QUI SI SANA, QUI SI LITIGA

Potere grigio, Confindustria in fiamme. Al convegno annuale dei "giovani industriali" - che si è svolto a Capri nel salone dell'hotel Quisisana - ha trionfato un settantenne modello di fascino economico, che se ne sbatte della riforma pensionistica e della Carta d'Argento. Il Forever Young Cesare Romiti.
Il presidente dell'Rcs si è sorbito, pazientemente, nel pomeriggio di sabato, la tisana orale del Ministro della Funzione pubblica, Franco Bassanini; ma quando è stata la volta di trangugiare il brodino vegetale di Massimo D'Alema, Cesarone non ce l'ha fatta a trattenere un digrignignare di mascella.
L'ex skipper di palazzo Chigi, infatti, ha espresso a pelo di baffo il rimpianto per le riforme e i progetti che non si sono realizzati: "Se abbiamo fallito, è colpa di Berlusconi. In Bicamerale le votò, dicendo "è bello essere qui", ma il giorno dopo si rimangiò tutto".

Dopodiché raggiunge il microfono Romiti e soffia come un mantice un crescendo rossiniano: "Ma che mondo viene D'Alema? Deve attribuire a se stesso, e non al fato, il fatto di non aver realizzato i suoi programmi. Chi ha la maggioranza deve fare le cose, se non le fa, nel consuntivo di fine legislatura, deve accettare le conseguenze che nel voto popolare si danno a chi non ha risolto i problemi".

Succede il finimondo, e il Quisisana cambia insegna in Quisilitiga. Bassanini va dai giornalisti e annuncia, senza tanti giri di bla-bla, che Romiti è sceso in campo a fianco del Polo, futuro ministro di Berlusconi.
Il più incazzato, D'Alema, intanto è scomparso: non partecipa alla cena, dicono che è partito per una regata in quel di Trieste. Resta a Capri - meglio Anacapri, dove ha una casa - l'ex capo-staff di D'Alema, Claudio Velardi.
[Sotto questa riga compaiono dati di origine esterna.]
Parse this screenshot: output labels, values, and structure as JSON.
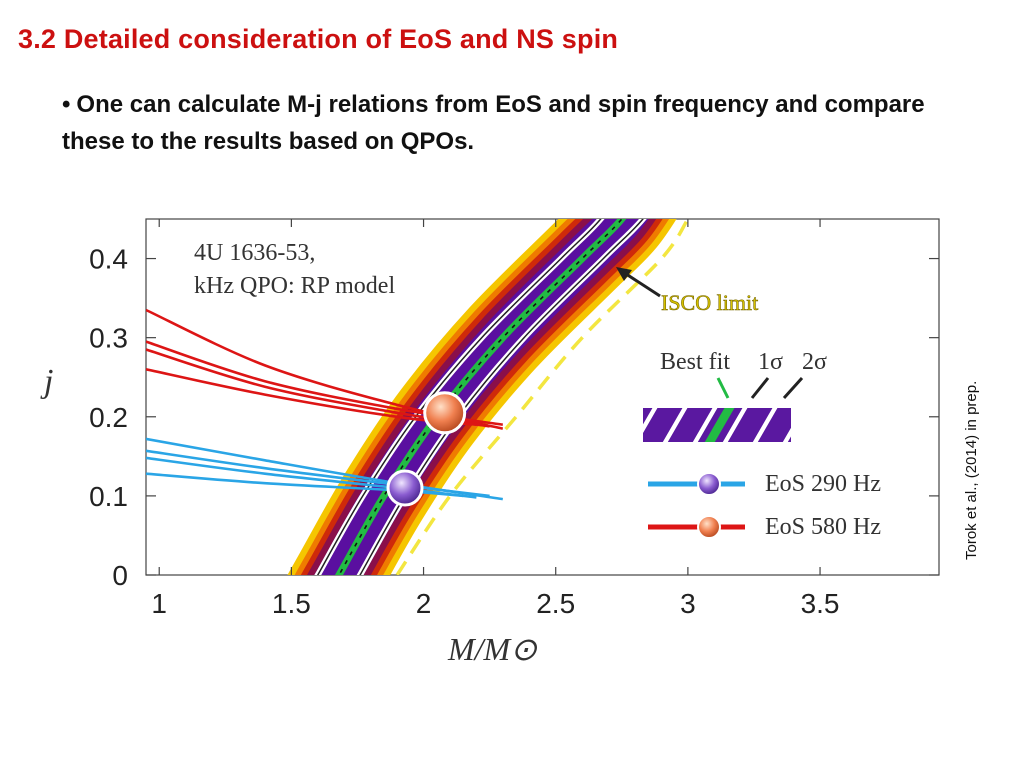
{
  "slide": {
    "title": "3.2 Detailed consideration of EoS and NS spin",
    "bullet_marker": "•",
    "bullet_text": "One can calculate M-j relations from EoS and spin frequency and compare these to the results based on QPOs.",
    "credit": "Torok et al., (2014) in prep."
  },
  "chart_data": {
    "type": "line",
    "title": "4U 1636-53,",
    "subtitle": "kHz QPO: RP model",
    "xlabel": "M/M⊙",
    "ylabel": "j",
    "xlim": [
      0.95,
      3.95
    ],
    "ylim": [
      0,
      0.45
    ],
    "x_ticks": [
      "1",
      "1.5",
      "2",
      "2.5",
      "3",
      "3.5"
    ],
    "y_ticks": [
      "0",
      "0.1",
      "0.2",
      "0.3",
      "0.4"
    ],
    "x_tick_values": [
      1,
      1.5,
      2,
      2.5,
      3,
      3.5
    ],
    "y_tick_values": [
      0,
      0.1,
      0.2,
      0.3,
      0.4
    ],
    "grid": false,
    "qpo_band": {
      "best_fit_center": [
        [
          1.68,
          0
        ],
        [
          1.85,
          0.1
        ],
        [
          2.05,
          0.2
        ],
        [
          2.3,
          0.3
        ],
        [
          2.6,
          0.4
        ],
        [
          2.75,
          0.45
        ]
      ],
      "half_width_2sigma": 0.17,
      "half_width_1sigma": 0.08,
      "colors": [
        "#f5c600",
        "#ef7b00",
        "#cf2a0a",
        "#8a0f4a",
        "#5a0fa0"
      ],
      "best_fit_color": "#22bb44",
      "sigma_line_color": "#ffffff",
      "isco_color": "#f3e640"
    },
    "isco_limit": [
      [
        1.9,
        0
      ],
      [
        2.1,
        0.1
      ],
      [
        2.35,
        0.2
      ],
      [
        2.6,
        0.3
      ],
      [
        2.9,
        0.4
      ],
      [
        3.0,
        0.45
      ]
    ],
    "annotations": {
      "isco_label": "ISCO limit",
      "legend_header_best": "Best fit",
      "legend_header_1s": "1σ",
      "legend_header_2s": "2σ",
      "eos_290": "EoS 290 Hz",
      "eos_580": "EoS 580 Hz"
    },
    "series": [
      {
        "name": "EoS 290 Hz",
        "color": "#2aa5e6",
        "marker_color": "#8a5cd0",
        "marker": [
          1.93,
          0.11
        ],
        "curves": [
          [
            [
              0.95,
              0.172
            ],
            [
              1.4,
              0.145
            ],
            [
              1.9,
              0.116
            ],
            [
              2.3,
              0.096
            ]
          ],
          [
            [
              0.95,
              0.157
            ],
            [
              1.4,
              0.135
            ],
            [
              1.9,
              0.114
            ],
            [
              2.25,
              0.1
            ]
          ],
          [
            [
              0.95,
              0.148
            ],
            [
              1.4,
              0.128
            ],
            [
              1.9,
              0.11
            ],
            [
              2.2,
              0.098
            ]
          ],
          [
            [
              0.95,
              0.128
            ],
            [
              1.4,
              0.116
            ],
            [
              1.9,
              0.107
            ],
            [
              2.15,
              0.1
            ]
          ]
        ]
      },
      {
        "name": "EoS 580 Hz",
        "color": "#dd1515",
        "marker_color": "#f08050",
        "marker": [
          2.08,
          0.205
        ],
        "curves": [
          [
            [
              0.95,
              0.335
            ],
            [
              1.4,
              0.265
            ],
            [
              1.9,
              0.215
            ],
            [
              2.3,
              0.185
            ]
          ],
          [
            [
              0.95,
              0.295
            ],
            [
              1.4,
              0.245
            ],
            [
              1.9,
              0.21
            ],
            [
              2.3,
              0.19
            ]
          ],
          [
            [
              0.95,
              0.285
            ],
            [
              1.4,
              0.238
            ],
            [
              1.9,
              0.205
            ],
            [
              2.25,
              0.188
            ]
          ],
          [
            [
              0.95,
              0.26
            ],
            [
              1.4,
              0.228
            ],
            [
              1.9,
              0.2
            ],
            [
              2.2,
              0.19
            ]
          ]
        ]
      }
    ]
  }
}
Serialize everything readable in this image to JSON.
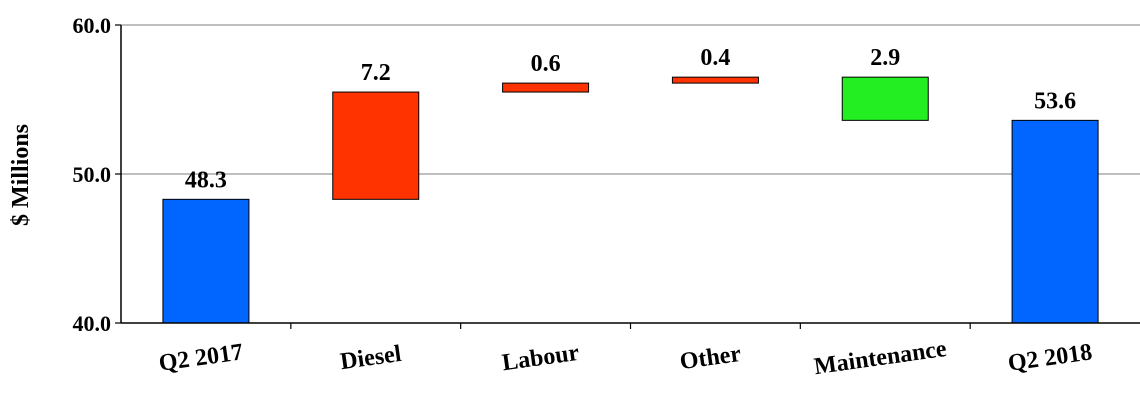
{
  "chart_data": {
    "type": "bar",
    "subtype": "waterfall",
    "title": "",
    "xlabel": "",
    "ylabel": "$ Millions",
    "ylim": [
      40.0,
      60.0
    ],
    "yticks": [
      "40.0",
      "50.0",
      "60.0"
    ],
    "ytick_values": [
      40,
      50,
      60
    ],
    "grid": true,
    "legend": "none",
    "categories": [
      "Q2 2017",
      "Diesel",
      "Labour",
      "Other",
      "Maintenance",
      "Q2 2018"
    ],
    "bars": [
      {
        "category": "Q2 2017",
        "kind": "total",
        "start": 40.0,
        "end": 48.3,
        "label": "48.3",
        "color": "#0066ff"
      },
      {
        "category": "Diesel",
        "kind": "increase",
        "start": 48.3,
        "end": 55.5,
        "label": "7.2",
        "color": "#ff3300"
      },
      {
        "category": "Labour",
        "kind": "increase",
        "start": 55.5,
        "end": 56.1,
        "label": "0.6",
        "color": "#ff3300"
      },
      {
        "category": "Other",
        "kind": "increase",
        "start": 56.1,
        "end": 56.5,
        "label": "0.4",
        "color": "#ff3300"
      },
      {
        "category": "Maintenance",
        "kind": "decrease",
        "start": 56.5,
        "end": 53.6,
        "label": "2.9",
        "color": "#22ee22"
      },
      {
        "category": "Q2 2018",
        "kind": "total",
        "start": 40.0,
        "end": 53.6,
        "label": "53.6",
        "color": "#0066ff"
      }
    ]
  }
}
Domenica mattina, in jeans e maglietta, come un Nino D'Angelo qualsiasi, un agitatissimo Velardi raggiunge il bar del Quisisana, intercetta la Faraona di Capri, al secolo Marilù Farone Mennella, compagna-"marito" del presidente della Confindustria, Antonio D'Amato.
Una volta messa in un angolo del bar, Velardi sbotta come una Piedigrotta: Romiti di qui, D'Amato di là, D'Alema di sopra, sgambetti di sotto. Dunque, aver scalettato il "comizio" di Romiti in chiusura di giornata è un evidente gesto di ostilità. Ecco il punto dolens: la mancata possibilità di replica alle mitragliate di Romiti da parte dell'ex premier.
Per Velardi, insomma, trattasi di un trappolone: non si invita un ex presidente del Consiglio per farlo insultare da Romiti.